4) ‘C’, infine, rivendeva ad ‘A’ i medesimi servizi con il sistema ‘intra’ (come detto applicabile negli acquisti tra Stati Ue) al prezzo di ‘100’ senza il pagamento dell’Iva. In questo modo, afferma il gip, “alla fine di un’operazione sostanzialmente neutra a fini economici perché ogni soggetto paga ed incassa ‘100’, ‘C’ (vale a dire Fastweb e Telecom Italia Sparkle) ha apparentemente pagato ’20’ di Iva a ‘B’, che quest’ultima in ogni caso non versa all’erario, non avendo mai incassato la relativa somma”. Secondo il giudice, dunque, “il vero scopo dell’operazione è consentire a ‘C’ di realizzare un credito erariale di ’20’ su ciascuna operazione fittizia di pagamento di ‘100’. Questo credito può essere sottratto dall’Iva che ‘C’ incassa dai propri clienti per l’uso delle utenze telefoniche e che (in mancanza di credito Iva) dovrebbe riversare all’erario”. Perciò, se ad esempio Fastweb o Telecom Italia Sparkle avevano incassi per un milione e 200mila euro, avrebbero dovuto versare 200mila euro all’erario alla scadenza prevista dalla legge. Poiché però esponevano un (inesistente) credito Iva pari o superiore a 200mila euro, lo detraevano da quanto dovevano versare e ottenevano profitti superiori del 20% a quelli che avrebbero realizzato solo con l’operazione commerciale (ad esempio 1 milione 200mila anziché 1 milione)”. A questo punto, scrive il giudice, “le ingenti somme di denaro apparentemente spese per pagare l’Iva in favore delle società ‘B’ (le cosiddette ‘cartiere’) consentivano a Fastweb e Telecom Italia Sparkle di realizzare ‘fondi neri’ per enormi valori che costituivano l’oggetto primario delle attività di riciclaggio e di investimento fittizio realizzato da altri membri dell’associazione per delinquere”.
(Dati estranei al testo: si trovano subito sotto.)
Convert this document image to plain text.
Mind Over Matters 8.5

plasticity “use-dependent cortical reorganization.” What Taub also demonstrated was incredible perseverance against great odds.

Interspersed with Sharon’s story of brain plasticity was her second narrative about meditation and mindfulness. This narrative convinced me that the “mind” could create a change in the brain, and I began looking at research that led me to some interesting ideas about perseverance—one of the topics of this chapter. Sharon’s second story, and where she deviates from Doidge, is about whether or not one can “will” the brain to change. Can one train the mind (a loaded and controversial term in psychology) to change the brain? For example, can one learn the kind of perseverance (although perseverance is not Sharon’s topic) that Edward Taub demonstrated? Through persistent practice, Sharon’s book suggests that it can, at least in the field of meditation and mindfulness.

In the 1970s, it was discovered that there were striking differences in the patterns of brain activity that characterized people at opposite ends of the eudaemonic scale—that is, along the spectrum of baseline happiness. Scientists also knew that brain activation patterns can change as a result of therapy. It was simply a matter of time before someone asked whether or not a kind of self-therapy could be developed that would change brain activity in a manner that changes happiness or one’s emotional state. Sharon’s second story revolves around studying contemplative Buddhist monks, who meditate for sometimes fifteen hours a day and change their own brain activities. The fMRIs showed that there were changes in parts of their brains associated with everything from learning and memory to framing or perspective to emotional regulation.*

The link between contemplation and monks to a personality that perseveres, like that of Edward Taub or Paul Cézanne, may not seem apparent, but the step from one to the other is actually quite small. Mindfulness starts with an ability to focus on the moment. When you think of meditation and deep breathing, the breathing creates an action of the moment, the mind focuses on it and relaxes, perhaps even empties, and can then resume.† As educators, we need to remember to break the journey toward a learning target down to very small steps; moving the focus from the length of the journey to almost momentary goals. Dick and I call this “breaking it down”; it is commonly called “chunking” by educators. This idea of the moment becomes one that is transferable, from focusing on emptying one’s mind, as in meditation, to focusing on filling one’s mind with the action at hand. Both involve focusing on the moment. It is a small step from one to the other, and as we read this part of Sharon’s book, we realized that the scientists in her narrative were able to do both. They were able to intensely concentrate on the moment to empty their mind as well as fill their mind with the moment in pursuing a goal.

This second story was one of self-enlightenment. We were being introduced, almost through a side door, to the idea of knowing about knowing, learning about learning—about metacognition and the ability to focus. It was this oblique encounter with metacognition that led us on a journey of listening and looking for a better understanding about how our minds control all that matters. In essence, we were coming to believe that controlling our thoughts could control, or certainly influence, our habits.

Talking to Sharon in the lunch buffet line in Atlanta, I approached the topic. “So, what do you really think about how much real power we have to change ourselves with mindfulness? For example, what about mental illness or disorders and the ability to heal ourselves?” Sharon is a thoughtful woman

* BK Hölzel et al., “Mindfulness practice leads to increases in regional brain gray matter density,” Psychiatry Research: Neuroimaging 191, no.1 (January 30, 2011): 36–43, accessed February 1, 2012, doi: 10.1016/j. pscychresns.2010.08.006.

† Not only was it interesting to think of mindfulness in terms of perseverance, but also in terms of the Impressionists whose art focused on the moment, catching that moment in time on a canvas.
Attraverso questo “schema delittuoso” è stato arrecato un danno all’erario complessivo di 370 milioni di euro in poco più di tre anni, in particolare mediante “due distinte operazioni truffaldine”: una denominata ‘Phuncard’, l’altra ‘Traffico telefonico’. La prima ha riguardato la commercializzazione di schede prepagate, denominate appunto ‘Phuncards’, recanti un codice che avrebbe dovuto consentire l’accesso tramite un sito internet a contenuti tutelati da diritto d’autore, in realtà inesistenti. La seconda fittizia operazione ha avuto per oggetto la commercializzazione di “servizi a valore aggiunto” (del tipo ‘contenuti per adulti’) da realizzare mediante l’acquisto e la veicolazione dei contenuti attraverso servizi di interconnessione internazionale per il trasporto di traffico telematico. Anche in questo caso l’oggetto stesso della prestazione (il traffico telematico) si è rilevato inesistente ed ha consentito alle società debitrici dell’Iva nei confronti dello Stato di non versare il tributo, trasferendo ingenti somme all’estero e facendo girare in circolo i flussi finanziari.